The story of the red brick building should have become uninteresting at this point. But as the Nazis stormed into Paris, Cubist and non-figurative abstract artist Fernand Leger escaped to New York where he took up residence in a part of No. 222 until his return to France in 1945. Before long muralist and abstract painter James Brooks moved in. Then artist Wynn Chamberlain.

In 1959 abstract painter Mark Rothko took over the old gymnasium to work on his murals. That space was passed on to Abstract Expressionist painter Michael Goldberg in 1962.

The Victorian building intended for young men of good character had become a meeting place of the hip generation of poetry, literature and art. On April 24, 1965 The Times said “A vision of Montparnasse replacing Skid Row glimmered Thursday night around 222 Bowery when Wynn Chamberlain, the painter of conventional people unadorned by clothes had 130 friends up (six flights) to hear William Burroughs and Mack Thomas read their own fiction.”

Burroughs moved in. And Gysin, whom New York Magazine called “the artist’s artist among the Beats.” Gysin’s lover, artist and poet John Giorno, lived there as did artist Lynda Benglis. William Burroughs called his apartment “the bunker” and tagged the door buzzer with that name rather than his own.

Others who came and went, visiting the artists and poets, were Allen Ginsberg, Keith Haring, Jean-Michel Basquiat and Blondie.

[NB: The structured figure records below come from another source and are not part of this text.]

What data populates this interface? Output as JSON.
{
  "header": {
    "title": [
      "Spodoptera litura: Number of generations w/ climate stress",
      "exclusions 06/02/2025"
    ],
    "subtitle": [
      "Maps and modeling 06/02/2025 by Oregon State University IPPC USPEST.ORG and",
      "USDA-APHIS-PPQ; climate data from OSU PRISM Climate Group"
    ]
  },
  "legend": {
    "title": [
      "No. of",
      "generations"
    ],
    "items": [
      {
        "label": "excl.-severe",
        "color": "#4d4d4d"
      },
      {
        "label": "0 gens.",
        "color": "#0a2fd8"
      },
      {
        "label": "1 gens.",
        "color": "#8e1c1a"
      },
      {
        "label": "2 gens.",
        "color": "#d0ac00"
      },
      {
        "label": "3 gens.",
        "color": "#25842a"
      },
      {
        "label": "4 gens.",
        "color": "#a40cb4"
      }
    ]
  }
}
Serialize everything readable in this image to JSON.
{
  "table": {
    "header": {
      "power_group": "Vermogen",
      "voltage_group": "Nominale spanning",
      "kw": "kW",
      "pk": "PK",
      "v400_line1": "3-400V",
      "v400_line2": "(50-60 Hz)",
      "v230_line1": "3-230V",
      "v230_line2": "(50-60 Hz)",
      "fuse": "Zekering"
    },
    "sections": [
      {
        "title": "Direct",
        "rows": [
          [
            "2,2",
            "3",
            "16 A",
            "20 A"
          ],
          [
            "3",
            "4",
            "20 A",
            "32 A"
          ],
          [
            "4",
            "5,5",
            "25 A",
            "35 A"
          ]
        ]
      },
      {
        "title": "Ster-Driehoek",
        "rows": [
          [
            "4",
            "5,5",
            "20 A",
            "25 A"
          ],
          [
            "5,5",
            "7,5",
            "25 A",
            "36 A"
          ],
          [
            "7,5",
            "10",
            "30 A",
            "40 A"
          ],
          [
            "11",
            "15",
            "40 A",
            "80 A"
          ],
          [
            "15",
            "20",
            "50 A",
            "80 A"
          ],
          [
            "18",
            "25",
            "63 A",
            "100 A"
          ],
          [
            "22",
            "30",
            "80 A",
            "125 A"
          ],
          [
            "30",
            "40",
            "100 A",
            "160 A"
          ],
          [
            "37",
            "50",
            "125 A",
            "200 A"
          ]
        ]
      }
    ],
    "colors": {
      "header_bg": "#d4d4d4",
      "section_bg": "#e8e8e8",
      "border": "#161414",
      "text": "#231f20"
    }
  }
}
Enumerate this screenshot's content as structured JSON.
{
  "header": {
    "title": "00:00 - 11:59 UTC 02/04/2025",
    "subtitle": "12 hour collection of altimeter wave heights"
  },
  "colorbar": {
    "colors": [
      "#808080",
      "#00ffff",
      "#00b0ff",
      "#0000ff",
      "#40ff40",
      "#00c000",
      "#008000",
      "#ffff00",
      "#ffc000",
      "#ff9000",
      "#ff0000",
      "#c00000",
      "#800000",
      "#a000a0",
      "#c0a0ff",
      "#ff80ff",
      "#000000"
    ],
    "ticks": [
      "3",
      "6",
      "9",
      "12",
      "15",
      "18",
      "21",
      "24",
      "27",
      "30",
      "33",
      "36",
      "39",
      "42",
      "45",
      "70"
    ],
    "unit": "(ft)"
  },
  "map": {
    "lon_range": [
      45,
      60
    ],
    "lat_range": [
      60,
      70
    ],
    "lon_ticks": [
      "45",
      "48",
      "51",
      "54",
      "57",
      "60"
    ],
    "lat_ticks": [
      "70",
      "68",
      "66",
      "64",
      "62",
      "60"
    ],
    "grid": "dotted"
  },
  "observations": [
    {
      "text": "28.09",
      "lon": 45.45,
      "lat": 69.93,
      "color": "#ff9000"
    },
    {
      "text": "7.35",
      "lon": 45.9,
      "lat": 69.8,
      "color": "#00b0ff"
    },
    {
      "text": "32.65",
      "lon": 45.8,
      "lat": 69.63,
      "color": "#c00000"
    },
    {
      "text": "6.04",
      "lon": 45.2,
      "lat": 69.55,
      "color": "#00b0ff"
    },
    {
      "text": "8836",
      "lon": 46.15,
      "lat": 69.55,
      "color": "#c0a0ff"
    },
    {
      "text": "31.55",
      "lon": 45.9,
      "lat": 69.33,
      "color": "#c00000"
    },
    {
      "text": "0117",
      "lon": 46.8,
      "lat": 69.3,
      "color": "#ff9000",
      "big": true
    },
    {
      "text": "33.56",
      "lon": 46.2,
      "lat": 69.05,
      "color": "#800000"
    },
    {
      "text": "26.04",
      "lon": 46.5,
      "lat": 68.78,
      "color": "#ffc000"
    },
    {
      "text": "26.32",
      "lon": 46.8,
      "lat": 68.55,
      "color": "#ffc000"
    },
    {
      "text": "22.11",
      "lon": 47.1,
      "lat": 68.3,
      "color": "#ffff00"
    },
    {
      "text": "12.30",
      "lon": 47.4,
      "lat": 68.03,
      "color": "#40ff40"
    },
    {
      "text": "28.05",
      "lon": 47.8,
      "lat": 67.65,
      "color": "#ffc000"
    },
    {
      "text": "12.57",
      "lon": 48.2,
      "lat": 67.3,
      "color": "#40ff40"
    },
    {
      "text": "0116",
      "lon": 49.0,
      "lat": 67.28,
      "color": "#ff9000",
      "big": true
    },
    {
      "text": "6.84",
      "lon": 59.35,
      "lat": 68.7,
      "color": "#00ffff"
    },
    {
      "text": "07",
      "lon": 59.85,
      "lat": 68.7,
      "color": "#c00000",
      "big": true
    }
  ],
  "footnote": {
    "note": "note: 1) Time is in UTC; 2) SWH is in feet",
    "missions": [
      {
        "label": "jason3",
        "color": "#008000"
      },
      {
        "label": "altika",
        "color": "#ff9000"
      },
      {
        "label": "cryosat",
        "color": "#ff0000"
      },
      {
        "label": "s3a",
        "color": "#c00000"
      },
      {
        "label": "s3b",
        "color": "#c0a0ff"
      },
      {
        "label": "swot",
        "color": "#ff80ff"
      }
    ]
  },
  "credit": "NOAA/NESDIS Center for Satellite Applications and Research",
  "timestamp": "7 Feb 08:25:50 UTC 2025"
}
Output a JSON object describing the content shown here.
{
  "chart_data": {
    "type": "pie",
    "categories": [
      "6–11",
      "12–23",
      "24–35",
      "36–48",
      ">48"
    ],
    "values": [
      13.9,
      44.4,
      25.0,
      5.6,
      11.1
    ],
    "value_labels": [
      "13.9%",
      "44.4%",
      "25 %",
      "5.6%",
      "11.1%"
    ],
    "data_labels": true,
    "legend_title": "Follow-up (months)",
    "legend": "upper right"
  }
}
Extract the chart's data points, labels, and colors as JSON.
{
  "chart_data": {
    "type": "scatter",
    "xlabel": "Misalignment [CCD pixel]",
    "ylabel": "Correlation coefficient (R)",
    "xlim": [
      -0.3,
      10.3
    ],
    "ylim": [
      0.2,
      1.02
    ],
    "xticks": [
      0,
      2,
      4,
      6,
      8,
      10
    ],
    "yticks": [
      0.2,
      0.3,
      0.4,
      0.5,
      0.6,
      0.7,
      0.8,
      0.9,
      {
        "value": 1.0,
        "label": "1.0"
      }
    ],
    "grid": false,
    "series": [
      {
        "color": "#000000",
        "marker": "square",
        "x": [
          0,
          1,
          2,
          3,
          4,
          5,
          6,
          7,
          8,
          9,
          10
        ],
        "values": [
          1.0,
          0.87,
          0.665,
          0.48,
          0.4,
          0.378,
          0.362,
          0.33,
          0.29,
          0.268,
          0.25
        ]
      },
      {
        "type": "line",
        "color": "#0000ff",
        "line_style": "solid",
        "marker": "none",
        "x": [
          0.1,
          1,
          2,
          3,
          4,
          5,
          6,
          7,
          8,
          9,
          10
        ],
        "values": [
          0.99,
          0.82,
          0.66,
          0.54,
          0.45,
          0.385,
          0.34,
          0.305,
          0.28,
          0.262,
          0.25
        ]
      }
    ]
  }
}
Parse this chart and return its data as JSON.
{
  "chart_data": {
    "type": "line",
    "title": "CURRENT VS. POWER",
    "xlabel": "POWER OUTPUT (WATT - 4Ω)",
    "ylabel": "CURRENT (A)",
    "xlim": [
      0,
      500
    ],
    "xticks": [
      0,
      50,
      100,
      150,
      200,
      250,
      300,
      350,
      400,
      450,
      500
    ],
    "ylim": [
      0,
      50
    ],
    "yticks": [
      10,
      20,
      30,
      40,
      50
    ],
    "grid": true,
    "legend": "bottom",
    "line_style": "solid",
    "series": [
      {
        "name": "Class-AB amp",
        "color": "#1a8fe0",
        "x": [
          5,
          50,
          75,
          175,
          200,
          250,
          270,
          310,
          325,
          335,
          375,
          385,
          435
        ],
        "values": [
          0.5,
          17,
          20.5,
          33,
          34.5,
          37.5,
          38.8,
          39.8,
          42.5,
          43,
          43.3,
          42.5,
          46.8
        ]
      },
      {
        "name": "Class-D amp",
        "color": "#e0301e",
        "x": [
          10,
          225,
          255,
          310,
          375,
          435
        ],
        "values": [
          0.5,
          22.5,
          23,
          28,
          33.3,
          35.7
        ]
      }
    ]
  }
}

In 1997 Burroughs died and Giorni, who still lives at 222 has preserved “the bunker” exactly as he left it.

The times are changing once again for the Bowery, however. The first floor of No. 222 is home to Green Depot an eco-friendly housewares store. Little by little the apartments are being leased at market rates and the vestiges of the Beat Generation are flaking away.  The red brick building, however, holds an important place in 20th Century art and literary hisory.